Cirebonmedia.com- Film merupakan karya audio visual yang paling digemari oleh semua kalangan masyarakat untuk ditonton, baik bergenre action, komedi, horor, dan drama. Setiap film tentu memiliki tujuan masing-masing sesuai dengan pesan moral yang terkandung didalamnya. Ini menunjukan bahwa film bukan hanya bersifat menghibur, namun juga dapat memberikan pembelajaran hidup bagi penonton pada umumnya.

Menyadari bahwa film merupakan media paling berpengaruh terhadap pembentukan karakter anak bangsa dan meradangnya degrasi moral di tengah masyarakat, akhirnya tiga sekawan tangguh yang terdiri dari Asep, Agoest Purnomo, dan Moh Romdhon memutuskan untuk membentuk sebuah wadah yang bergerak dalam pembuatan audio visual. Di samping sama-sama menyukai film, mereka juga memiliki misi mengangkat hal tabu menjadikannya jembatan solusi masalah sosial. Logos Movie yang dibentuk pada 15 Januari 2015 oleh Asep selaku ketua, Agoest Purnomo selaku bendahara merangkap sekretaris, dan Moh. Romdhon selaku humas, akhirnya konsen membuat film pada tema-tema yang mengangkat isu ekonomi, sosial, dan budaya di wilayah III Cirebon.

Dalam proses pembuatan sebuah karya film tentu bukan soal mudah, terlebih Logos Movie baru memulai uji coba. “Kenang” adalah film perdana Logos Movie yang berhasil masuk sepuluh besar film yang didanai oleh KPK dalam pembuatan film antikorupsi Acffest tahun 2015. Film tersebut juga berhasil menyabet juara 2 Festival Film Jawa Barat (FFJB) BKPP 3 dan nominator sinematografi FFJB di tahun yang sama.

Keberhasilan yang diraih Logos Movie merupakan tolok ukur kemampuan komunitas ini dalam melalui berbagai rintangan. Diakui Agoest bahwa kendala yang seringkali ditemui di lapangan saat berproses membuat sebuah karya film adalah keterbatasan alat produksi, kurangnya dukungan pemerintah terhadap para creator film, dan film belum menjadi passion bagi masyarakat sehingga agak sulit ketika mengajak beberapa orang untuk sama-sama berproses dari nol dalam membuat karya film. Dirasa bahwa hanya sekedar mau, namun belum ada kesungguhan untuk belajar membuat film bersama-sama. Berbeda dengan kota-kota besar lainnya, seperti Bandung, Yogyakarta, dan Purbalingga di mana mereka bukan hanya sekedar mau karena suka, namun mereka mau karena suka dan bersungguh-sungguh dalam berproses membuat film dari nol.
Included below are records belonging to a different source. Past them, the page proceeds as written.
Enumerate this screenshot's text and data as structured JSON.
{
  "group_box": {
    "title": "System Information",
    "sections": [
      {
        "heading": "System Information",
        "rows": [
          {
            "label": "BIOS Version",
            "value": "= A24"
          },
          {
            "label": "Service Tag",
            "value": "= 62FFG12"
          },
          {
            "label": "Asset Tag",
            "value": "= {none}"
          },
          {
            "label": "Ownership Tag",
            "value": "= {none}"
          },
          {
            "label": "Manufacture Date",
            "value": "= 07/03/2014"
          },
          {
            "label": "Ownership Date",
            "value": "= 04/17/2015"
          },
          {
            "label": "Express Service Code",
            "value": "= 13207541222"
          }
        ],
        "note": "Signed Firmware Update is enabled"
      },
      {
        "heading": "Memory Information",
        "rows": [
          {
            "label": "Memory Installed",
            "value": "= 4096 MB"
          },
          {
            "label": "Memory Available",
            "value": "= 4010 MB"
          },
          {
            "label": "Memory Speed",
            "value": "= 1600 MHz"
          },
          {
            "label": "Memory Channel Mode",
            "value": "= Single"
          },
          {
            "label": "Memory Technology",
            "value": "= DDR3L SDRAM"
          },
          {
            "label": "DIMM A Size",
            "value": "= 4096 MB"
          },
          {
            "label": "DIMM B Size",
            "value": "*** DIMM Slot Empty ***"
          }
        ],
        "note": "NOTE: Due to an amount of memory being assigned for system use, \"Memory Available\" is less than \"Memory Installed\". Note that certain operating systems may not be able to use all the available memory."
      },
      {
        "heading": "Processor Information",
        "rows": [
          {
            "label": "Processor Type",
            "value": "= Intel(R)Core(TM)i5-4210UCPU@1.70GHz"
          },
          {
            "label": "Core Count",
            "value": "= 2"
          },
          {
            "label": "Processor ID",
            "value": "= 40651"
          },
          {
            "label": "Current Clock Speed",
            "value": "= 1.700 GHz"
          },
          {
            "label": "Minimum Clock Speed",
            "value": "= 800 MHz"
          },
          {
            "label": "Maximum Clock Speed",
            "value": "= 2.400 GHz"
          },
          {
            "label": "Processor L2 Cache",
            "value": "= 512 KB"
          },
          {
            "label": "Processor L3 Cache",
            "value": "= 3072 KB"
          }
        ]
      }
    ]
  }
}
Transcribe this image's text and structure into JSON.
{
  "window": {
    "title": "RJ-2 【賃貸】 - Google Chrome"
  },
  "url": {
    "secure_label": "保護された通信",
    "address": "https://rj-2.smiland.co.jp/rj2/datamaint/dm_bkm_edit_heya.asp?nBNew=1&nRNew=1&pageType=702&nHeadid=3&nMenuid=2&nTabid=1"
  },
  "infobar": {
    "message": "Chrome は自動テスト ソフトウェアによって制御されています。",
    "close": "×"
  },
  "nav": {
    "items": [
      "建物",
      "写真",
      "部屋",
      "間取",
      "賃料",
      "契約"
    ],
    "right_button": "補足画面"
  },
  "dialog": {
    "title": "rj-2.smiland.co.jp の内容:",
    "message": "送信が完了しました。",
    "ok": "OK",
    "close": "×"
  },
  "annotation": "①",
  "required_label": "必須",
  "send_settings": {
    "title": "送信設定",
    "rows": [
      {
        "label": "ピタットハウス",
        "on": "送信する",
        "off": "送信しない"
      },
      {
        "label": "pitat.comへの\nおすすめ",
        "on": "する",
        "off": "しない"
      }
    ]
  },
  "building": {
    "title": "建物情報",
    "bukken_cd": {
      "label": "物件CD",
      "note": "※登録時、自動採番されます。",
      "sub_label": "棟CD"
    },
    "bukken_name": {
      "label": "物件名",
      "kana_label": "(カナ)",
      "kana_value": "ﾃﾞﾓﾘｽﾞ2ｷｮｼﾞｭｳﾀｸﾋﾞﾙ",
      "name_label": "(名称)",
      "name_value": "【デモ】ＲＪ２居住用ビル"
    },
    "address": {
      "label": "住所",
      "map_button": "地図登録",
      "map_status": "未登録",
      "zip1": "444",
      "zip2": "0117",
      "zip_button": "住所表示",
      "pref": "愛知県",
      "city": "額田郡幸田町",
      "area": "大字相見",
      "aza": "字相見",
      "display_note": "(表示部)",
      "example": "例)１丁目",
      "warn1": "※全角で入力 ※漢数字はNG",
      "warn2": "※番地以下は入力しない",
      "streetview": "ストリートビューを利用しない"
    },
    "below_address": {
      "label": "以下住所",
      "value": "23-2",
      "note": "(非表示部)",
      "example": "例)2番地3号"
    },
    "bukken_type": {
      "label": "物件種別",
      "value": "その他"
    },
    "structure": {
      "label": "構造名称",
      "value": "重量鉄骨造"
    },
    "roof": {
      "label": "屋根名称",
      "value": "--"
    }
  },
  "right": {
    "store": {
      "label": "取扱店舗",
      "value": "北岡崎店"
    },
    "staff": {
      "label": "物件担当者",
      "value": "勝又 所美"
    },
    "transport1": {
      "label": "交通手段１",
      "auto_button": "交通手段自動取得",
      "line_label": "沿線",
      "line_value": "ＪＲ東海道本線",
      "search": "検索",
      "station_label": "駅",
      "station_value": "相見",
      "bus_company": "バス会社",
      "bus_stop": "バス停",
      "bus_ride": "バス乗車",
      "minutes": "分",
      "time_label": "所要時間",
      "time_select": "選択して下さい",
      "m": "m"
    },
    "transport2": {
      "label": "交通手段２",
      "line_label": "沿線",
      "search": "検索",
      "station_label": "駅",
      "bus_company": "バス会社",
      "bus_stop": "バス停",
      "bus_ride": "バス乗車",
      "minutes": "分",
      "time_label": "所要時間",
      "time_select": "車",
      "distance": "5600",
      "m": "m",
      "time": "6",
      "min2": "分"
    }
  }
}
“Memang yang paling sulit adalah berproses dari nol dan masyarakat Cirebon sangat sulit bila diajak berproses betul-betul dari nol. Kalau di kota lain, seperti Yogyakarta begitu mudah,” tuturnya.

Mengakhiri perbincangan, Agoest menuturkan harapannya bahwa di era digital sekarang ini media audio visual sangat efektif untuk menyampaikan pesan. Banyak isu di Cirebon yang harus diangkat dan dikritisi. Mudah-mudahan ke depan banyak bermunculan para creator film yang berani mengangkat isu-isu tersebut.

“Kurangi nyinyir dan banyakin karya,” ujarnya.